CONCLUSION: Hadley type IIA odontoid fractures are inherently unstable and impede proper realignment. These fractures have a significantly increased risk for secondary loss of reduction and bony nonunion, particularly after nonoperative management. Early surgery should be considered to avoid further complications.”
“Currently, similar to 20 genetic variants are known to cause Mendelian forms of human epilepsy, leaving a vast heritability undefined. Rodent models for genetically complex epilepsy have been studied for many years, but only
recently have strong candidate genes emerged, including Cacna1 g in the GAERS rat model of absence epilepsy and Kcnj10 in HM781-36B order the low seizure threshold of DBA/2 mice. In parallel, a growing number of mouse mutations studied on multiple strain backgrounds reveal the impact of genetic selleck compound modifiers on seizure severity, incidence or form – perhaps mimicking the complexity seen in humans. The field of experimental genetics in rodents is poised to study discrete epilepsy mutations on a diverse choice of strain backgrounds to develop better models and identify modifiers. But, it must find the right balance between embracing the strain diversity available, with the ability to detect and characterize
genetic effects. Using alternative strain backgrounds when studying epilepsy many mutations will enhance the modeling of epilepsy as a complex genetic disease.”
“BACKGROUND: There is still some reluctance to refer pediatric patients for epilepsy surgery, despite evidence of success in retrospective series.

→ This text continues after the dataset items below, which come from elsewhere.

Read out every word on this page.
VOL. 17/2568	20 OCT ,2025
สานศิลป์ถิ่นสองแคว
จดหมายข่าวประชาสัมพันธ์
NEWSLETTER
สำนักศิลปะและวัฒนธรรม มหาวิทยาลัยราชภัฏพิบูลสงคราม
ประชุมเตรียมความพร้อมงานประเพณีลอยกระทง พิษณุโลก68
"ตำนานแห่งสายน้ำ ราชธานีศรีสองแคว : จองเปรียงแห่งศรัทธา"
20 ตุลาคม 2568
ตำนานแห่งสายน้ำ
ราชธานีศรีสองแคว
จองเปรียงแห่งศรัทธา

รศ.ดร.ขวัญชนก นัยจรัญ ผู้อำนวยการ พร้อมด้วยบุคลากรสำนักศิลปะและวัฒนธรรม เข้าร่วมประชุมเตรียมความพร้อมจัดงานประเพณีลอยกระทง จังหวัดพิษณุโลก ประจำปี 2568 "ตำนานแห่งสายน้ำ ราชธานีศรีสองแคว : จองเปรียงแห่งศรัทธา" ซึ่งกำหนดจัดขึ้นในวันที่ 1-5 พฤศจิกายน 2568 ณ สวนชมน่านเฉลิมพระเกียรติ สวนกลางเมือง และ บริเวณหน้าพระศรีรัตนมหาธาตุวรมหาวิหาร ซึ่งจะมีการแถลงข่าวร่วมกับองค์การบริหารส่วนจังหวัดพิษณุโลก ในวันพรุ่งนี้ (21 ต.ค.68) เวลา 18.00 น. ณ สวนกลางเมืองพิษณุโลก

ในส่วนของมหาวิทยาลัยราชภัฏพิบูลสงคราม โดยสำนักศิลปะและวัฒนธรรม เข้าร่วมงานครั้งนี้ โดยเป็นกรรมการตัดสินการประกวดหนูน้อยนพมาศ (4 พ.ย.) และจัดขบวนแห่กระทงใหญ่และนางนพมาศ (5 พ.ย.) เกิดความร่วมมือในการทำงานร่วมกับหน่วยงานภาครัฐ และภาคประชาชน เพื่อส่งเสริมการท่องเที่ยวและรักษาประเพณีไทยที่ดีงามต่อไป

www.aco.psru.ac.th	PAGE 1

OBJECTIVE: To describe surgical experience and long-term outcome in pediatric temporal lobe epilepsy (TLE) at a single institution.
METHODS: Retrospective review of pediatric (<18-years-old) TLE patients who underwent surgery between November 1996 and December 2006 at Cleveland Clinic Epilepsy Center. Cox proportional hazard modeling was used to assess outcome predictors.
RESULTS: One hundred thirty pediatric patients met study criteria. Mean
time between seizure onset and surgery was 6.3 years. Invasive evaluation was used in 32 patients (24.5%). Hippocampal sclerosis was present in 70 patients (53.8%), either alone or associated in dual pathology. The complication rate was 7%. The seizure-freedom rates at 1, 2, 5, and 12 years were 76%, 72%, 54%, and 41%, respectively (Kaplan-Meier). With the use of the Engel outcome classification, 98 (75.3%) patients were class I, 11 (8.5%) class II, 9 (7%) class III, and 12 (9.2%) were class IV at last follow-up. Only 4 (3.1%) patients underwent reoperations. Antiepileptic drugs (AEDs) were discontinued in 36 patients (28.3%) in a mean period of 18 months (SD +/- 17 months; range, 6-102 months).